For those who are hoping to have a spring-harvested turkey, rest assured this doesn’t apply to you. However, it is important to know for those looking to bring a fall-harvested bird to the taxidermist.

“If you look, you’ll see immature feathers everywhere,” West said. “Turkeys molt, lose their features and grow them back every year. But in the fall, they haven’t all grown back yet. So, these immature features throughout the bird don’t have a good root system. You can barely pull, and they come out.

When an immature pin feather is next to a matured feather, you can tell the difference. But you can’t when these feathers are on the bird itself.

What pin feathers look like still attached to a turkey. Photo courtesy of Josh Honeycutt.
What pin feathers look like still attached to a turkey. Photo courtesy of Josh Honeycutt.

“When I skin the bird, I’ll flesh the meat and fat off, and there’s nothing left to hold the pin feather in there,” West said. “It isn’t rooted in the skin yet. So, all the feathers fall out. Then your bird looks half bald. It isn’t full.”

What pin feathers look like after being removed from the bird. Photo courtesy of Josh Honeycutt.
What pin feathers look like after being removed from the bird. Photo courtesy of Josh Honeycutt.

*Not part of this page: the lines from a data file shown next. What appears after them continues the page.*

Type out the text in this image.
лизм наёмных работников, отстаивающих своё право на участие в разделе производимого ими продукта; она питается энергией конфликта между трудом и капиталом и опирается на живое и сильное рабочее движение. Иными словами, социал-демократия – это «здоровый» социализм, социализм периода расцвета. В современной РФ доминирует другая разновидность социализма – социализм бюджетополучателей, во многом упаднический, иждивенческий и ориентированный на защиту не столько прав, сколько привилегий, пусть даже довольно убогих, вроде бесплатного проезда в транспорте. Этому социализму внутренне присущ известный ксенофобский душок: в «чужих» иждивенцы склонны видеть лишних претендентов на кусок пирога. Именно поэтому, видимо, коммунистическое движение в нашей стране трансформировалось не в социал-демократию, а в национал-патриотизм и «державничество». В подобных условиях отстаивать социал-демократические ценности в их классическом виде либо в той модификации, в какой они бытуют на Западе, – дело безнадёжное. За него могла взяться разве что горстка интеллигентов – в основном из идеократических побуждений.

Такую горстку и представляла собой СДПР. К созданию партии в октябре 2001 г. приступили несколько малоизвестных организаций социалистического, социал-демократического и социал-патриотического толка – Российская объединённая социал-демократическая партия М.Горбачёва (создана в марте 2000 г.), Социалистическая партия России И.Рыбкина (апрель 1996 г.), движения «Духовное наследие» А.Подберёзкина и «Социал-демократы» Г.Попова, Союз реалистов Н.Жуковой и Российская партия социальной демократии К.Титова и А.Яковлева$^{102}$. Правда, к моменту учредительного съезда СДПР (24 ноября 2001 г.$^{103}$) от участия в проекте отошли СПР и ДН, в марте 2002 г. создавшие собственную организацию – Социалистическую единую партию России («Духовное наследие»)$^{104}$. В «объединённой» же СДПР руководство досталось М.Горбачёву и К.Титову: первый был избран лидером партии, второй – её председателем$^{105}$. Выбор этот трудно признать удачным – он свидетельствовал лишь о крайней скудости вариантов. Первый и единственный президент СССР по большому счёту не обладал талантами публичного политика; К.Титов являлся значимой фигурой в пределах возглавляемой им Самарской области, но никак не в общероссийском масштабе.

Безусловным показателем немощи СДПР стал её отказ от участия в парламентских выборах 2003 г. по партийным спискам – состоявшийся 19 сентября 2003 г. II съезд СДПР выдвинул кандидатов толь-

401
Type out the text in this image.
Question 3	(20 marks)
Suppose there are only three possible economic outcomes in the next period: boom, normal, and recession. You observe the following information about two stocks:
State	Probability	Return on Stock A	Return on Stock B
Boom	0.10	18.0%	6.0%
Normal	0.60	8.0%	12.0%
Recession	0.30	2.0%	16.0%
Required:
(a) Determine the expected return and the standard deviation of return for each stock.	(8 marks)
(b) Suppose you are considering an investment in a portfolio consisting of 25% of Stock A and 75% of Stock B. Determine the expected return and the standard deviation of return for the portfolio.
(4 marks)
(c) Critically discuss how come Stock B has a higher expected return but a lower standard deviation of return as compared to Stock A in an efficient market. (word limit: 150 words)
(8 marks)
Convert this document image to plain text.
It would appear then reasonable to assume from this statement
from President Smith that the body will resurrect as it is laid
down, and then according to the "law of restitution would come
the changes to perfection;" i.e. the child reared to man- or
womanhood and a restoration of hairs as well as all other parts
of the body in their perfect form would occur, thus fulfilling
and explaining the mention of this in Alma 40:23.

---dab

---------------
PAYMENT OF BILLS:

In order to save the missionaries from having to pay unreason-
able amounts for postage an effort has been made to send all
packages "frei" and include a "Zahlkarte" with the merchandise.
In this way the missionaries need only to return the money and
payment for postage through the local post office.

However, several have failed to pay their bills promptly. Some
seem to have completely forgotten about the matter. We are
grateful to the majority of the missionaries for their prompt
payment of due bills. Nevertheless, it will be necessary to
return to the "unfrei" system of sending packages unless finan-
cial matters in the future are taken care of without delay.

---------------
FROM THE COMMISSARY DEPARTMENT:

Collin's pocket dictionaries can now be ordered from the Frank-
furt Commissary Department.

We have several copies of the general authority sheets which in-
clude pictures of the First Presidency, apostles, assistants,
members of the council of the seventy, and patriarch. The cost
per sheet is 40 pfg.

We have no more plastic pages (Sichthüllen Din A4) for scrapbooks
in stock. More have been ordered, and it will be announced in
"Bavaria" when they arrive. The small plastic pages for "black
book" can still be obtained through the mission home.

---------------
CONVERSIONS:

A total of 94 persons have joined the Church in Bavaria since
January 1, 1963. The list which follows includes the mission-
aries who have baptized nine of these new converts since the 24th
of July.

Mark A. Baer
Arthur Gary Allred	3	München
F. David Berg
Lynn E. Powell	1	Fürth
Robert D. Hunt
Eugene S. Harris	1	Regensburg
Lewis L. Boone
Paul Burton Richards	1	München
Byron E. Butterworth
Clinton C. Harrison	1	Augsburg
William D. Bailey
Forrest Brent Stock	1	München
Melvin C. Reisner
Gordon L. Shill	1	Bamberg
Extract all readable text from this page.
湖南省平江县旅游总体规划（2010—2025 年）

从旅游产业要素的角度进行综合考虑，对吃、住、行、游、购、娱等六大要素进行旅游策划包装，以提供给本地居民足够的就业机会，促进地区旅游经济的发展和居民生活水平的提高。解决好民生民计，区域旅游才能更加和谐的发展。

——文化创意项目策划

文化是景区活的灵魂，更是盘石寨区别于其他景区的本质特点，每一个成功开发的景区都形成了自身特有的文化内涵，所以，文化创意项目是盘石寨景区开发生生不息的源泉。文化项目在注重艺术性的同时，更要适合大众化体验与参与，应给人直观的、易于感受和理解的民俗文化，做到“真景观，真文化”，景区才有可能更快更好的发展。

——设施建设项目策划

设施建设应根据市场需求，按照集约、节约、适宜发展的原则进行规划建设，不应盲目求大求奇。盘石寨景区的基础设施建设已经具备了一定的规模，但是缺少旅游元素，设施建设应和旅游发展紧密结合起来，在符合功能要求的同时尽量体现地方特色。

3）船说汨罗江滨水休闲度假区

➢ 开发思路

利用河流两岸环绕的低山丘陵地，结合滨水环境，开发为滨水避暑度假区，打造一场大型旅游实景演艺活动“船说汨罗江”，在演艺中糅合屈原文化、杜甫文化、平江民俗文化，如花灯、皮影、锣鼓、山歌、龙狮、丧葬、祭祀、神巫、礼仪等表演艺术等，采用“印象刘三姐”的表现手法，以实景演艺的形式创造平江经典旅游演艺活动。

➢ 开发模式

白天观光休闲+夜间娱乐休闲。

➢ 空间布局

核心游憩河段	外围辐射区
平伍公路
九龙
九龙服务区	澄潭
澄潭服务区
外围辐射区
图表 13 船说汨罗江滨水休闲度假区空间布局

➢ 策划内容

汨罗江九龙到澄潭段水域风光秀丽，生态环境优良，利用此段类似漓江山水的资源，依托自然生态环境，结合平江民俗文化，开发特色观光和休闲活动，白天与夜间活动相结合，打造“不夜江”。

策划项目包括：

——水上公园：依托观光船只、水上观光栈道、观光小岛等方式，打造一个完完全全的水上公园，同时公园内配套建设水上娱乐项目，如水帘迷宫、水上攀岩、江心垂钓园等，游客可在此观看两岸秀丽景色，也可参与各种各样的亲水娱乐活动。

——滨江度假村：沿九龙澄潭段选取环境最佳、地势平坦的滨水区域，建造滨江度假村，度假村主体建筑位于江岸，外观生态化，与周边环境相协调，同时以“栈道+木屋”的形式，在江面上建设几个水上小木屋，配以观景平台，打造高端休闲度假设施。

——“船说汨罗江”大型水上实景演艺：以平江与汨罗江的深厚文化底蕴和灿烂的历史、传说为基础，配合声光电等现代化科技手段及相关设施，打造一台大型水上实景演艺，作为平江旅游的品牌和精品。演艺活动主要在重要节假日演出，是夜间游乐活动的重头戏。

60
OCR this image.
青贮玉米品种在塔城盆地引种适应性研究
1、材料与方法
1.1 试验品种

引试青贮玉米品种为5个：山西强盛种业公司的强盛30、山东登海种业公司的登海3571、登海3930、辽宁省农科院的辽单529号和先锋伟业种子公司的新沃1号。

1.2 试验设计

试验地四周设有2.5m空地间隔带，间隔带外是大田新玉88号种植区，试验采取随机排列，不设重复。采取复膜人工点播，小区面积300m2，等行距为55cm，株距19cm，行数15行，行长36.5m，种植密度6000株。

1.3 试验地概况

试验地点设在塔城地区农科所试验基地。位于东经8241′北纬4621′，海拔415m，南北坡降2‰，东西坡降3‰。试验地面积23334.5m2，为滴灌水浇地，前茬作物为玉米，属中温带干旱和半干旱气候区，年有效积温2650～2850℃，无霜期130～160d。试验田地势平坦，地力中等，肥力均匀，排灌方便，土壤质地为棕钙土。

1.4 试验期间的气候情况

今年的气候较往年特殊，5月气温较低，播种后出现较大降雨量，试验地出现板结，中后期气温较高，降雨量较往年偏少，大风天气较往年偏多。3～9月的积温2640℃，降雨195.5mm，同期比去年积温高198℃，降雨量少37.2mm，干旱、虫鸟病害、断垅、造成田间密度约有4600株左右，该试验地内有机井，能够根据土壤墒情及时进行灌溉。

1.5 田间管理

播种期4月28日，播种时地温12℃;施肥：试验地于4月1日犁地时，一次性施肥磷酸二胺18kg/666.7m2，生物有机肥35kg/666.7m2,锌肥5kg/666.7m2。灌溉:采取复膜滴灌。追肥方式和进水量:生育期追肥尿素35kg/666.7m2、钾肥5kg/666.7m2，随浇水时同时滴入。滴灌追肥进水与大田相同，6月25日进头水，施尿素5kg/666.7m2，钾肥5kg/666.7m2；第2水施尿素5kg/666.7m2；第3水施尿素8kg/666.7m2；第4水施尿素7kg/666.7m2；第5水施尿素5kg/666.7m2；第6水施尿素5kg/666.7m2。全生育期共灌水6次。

So, what months are most affected by this? All fall months. According to West, September and October are the worst times to shoot a turkey and take it to the taxidermist. Chances are it won’t survive the taxidermy process, and if it does, likely won’t last long afterward. Once November arrives, the feathers might be mature enough to work, but it’s still highly unlikely, as about 90% of turkeys are still pin feathering.

“I have mounted them in December,” West said. “But they still have some pin feathers, and I tell the customer it might not be as full as normal.”

Fortunately, he can use alternative capes from other birds (but still use your turkey beard, legs, and maybe the fan), but that obviously won’t work if your turkey is an oddity, such as an albino, smoke gray, erythristic (red phase), melanistic (black phase), etc. So, if hunting an oddity or color phase bird, it’s highly likely a taxidermist won’t be able to save the mount if harvested September through December.